Die Zahlungen der A sind vergleichbar jenen, die der Sportler von privaten Sponsoren im Rahmen von Werbe- bzw. Ausrüsterverträgen erhält. Sie fallen im Rahmen des einheitlichen Gewerbebetriebs des Klägers an; sie sind betrieblich veranlasst, da sie im wirtschaftlichen und sachlichen Zusammenhang mit dessen gewerblicher Tätigkeit stehen. Der Kläger erhielt seit seiner Aufnahme in die Sportförderung der A immerhin 57.428,97 Euro (Stand 11.06.2014).Soweit der Kläger diese Zahlungen als wiederkehrende Bezüge qualifiziert sehen möchte und davon ausgeht, dass diesen Einnahmen sportbedingte Aufwendungen in gleicher Höhe gegenüber stehen, berücksichtigt er nicht, dass er sportbedingte Aufwendungen konkret im Rahmen seiner gewerblichen Tätigkeit bereits als Betriebsausgaben geltend gemacht hat.
Eine konkrete Zuordnung der sportbedingten Ausgaben als Betriebsausgaben im gewerblichen Bereich einerseits und andererseits zugleich eine pauschale Berücksichtigung der Ausgaben, die mit den sonstigen Einkünften gem. § 22 EStG abgegolten werden sollen, ist nicht möglich. Der Senat konnte auch nicht feststellen, dass mit diesen Zuwendungen sportbedingte sonstige, private Ausgaben der Lebensführung wie spezielle Ernährung abgegolten werden sollten. Die Höhe der Zahlungen richtete sich nicht nach einem bestimmten Aufwand, sondern nach dem sportlichen Erfolg.

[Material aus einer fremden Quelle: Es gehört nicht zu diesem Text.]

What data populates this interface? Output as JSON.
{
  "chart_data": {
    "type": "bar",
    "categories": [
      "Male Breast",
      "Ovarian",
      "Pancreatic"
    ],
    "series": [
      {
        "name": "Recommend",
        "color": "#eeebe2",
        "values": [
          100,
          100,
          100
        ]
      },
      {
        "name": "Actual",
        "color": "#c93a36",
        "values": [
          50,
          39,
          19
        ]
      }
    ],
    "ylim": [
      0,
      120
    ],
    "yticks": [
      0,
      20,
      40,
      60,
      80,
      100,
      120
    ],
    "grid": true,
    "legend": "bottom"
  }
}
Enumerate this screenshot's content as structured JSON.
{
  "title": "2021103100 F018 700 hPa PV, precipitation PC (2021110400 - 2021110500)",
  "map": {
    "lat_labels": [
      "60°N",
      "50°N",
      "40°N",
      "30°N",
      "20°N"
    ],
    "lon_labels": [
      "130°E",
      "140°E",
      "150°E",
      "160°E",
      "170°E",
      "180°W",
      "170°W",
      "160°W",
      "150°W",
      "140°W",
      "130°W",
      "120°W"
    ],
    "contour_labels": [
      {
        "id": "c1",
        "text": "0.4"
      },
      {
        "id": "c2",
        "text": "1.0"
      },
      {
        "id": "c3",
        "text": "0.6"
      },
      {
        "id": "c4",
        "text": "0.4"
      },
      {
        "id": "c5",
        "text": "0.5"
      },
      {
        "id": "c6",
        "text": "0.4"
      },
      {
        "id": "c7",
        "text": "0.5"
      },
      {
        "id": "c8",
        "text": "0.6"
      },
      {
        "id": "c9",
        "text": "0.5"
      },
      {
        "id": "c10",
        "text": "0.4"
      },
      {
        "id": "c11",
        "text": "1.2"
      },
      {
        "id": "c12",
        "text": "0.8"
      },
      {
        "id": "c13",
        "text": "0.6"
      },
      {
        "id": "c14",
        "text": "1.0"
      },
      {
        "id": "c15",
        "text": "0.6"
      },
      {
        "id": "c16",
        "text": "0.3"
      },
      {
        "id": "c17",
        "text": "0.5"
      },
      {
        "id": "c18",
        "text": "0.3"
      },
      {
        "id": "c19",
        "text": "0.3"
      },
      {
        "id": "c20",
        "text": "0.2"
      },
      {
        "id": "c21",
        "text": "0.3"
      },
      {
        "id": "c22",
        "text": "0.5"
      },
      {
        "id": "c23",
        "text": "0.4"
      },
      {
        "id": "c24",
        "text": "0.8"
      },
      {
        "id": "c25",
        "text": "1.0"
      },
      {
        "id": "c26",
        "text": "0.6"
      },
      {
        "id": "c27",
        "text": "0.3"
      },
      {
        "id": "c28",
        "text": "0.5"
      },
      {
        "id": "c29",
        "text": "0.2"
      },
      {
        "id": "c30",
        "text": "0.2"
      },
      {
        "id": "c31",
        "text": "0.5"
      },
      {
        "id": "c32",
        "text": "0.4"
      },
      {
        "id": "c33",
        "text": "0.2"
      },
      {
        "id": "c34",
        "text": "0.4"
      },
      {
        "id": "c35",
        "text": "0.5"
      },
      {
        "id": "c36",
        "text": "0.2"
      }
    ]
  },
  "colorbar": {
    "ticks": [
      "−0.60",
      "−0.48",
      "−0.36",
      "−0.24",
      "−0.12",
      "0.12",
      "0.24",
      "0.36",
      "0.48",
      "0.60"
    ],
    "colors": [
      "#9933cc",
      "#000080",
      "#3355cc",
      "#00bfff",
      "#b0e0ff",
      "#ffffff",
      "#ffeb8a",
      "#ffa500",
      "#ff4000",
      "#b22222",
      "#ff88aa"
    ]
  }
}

Daher hat der Beklagte zu Recht darauf abgestellt, dass eine Berücksichtigung als sonstige Einkünfte wegen des Subsidiaritätsprinzips ausscheidet, da die Einkünfte zu den in § 2 Abs. 1 Nummer 1 bis 6, hier Nr. 2 (gewerbliche Einkünfte), bezeichneten Einkunftsarten gehören.
3. Die Kostenentscheidung beruht auf § 135, 137 Abs. 1 FGO. Der ausschließlich betriebliche Zusammenhang der Aufwendungen wurde erst im Verlauf des Klageverfahrens hinreichend glaubhaft gemacht, so dass auch hinsichtlich der zugesagten Teilabhilfe der Kläger die Kosten zu tragen hat. Der Senat hält, wie bereits das FG Kassel in der o.a. Entscheidung vom 16.10.2000, die Zulassung der Revision für geboten.